EPFL9 competes with EPF1 and EPF2 for binding to the ERf^LRR–TMM^LRR complexes. (A, left panel) Size exclusion chromatography analysis of the interaction between EPFL9 and ERL1^LRR–TMM^LRR. (Right panel) SDS-PAGE analysis of peak fractions from the left panel. The elution volumes and molecular weight markers are indicated at the top. (B) TMM promotes EPFL9 binding to ERL1^LRR. Quantification of the binding affinity of EPF9 with ERL1^LRR or ERL1^LRR–TMM^LRR by ITC. EPFL9 was titrated into ERL1^LRR or ERL1^LRR–TMM^LRR protein in the ITC cell. Raw data (top panel) and integrated heat measurements (bottom panel) from ITC are shown. The calculated stoichiometry (N) and the dissociation constant (K_d) are indicated. (C) EPFL9 competes with EPF1,2 for binding to ERf^LRR–TMM^LRR. ER^LRR–TMM^LRR or ERL1^LRR–TMM^LRR was incubated with 10 µM EPF2-6xHis or EPF1-6xHis with increasing concentrations of EPFL9 and subjected to Ni⁺ resin. The bound proteins were eluted and further analyzed with SDS-PAGE followed by Coomassie blue staining.

Figure 6.

EPFL4 directly binds to ERfs independent of TMM. (A) ERfs alone are sufficient for interaction with EPFL4 or EPFL6. The 6xHis-tagged ER^LRR, ERL1^LRR, or ERL2^LRR was incubated individually with EPFL4 or EPFL6 and subjected to Ni⁺ resin.
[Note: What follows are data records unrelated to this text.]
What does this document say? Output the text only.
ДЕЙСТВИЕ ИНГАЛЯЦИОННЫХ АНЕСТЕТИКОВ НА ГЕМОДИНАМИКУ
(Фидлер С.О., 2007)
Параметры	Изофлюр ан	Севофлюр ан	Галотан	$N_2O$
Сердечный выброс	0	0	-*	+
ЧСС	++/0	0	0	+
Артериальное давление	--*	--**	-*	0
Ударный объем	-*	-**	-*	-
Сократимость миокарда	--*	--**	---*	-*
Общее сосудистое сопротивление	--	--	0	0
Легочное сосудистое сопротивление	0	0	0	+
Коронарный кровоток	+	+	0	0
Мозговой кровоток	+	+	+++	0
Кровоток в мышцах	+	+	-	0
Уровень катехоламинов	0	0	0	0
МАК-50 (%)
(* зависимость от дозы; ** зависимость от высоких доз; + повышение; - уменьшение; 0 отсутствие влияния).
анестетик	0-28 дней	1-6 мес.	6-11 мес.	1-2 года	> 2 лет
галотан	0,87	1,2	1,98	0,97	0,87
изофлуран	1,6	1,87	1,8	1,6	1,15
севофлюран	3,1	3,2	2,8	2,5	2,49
Next, the bound proteins were eluted from Ni-NTA and further analyzed by SDS-PAGE with Coomassie blue staining. (B, left panel) Size exclusion chromatography analysis of the interaction between EPFL4 and ERf^LRR. (Right panel) SDS-PAGE analysis of peak fractions from the left panel. (C) TMM dampens EPFL4 binding to ERL1^LRR in vitro. Quantification of the binding affinity of EPFL4 with the ERL1^LRR or ERL1^LRR–TMM^LRR by ITC. EPFL4 was titrated into ERL1^LRR or ERL1^LRR–TMM^LRR protein in the ITC cell. Raw data (top panel) and integrated heat measurements (bottom panel) from ITC are shown. The calculated stoichiometry (N) and the dissociation constants (K_d) are indicated.

Figure 7.

Recognition mechanism of EPFL4 by ERL2^LRR. (A) Overall structure of EPFL4–ERL2^LRR. (N) N terminus; (C) C terminus. (B) Structural alignment of ERL2^LRR–EPFL4 and EPF1–ERL1^LRR–TMM^LRR complexes. The structure of ERL1^LRR was used as the template for the alignment. (C) Detailed interactions of the N-terminal side of EPFL4 with ERL2^LRR. (D) Detailed interactions of the central region of EPFL4 with ERL2^LRR.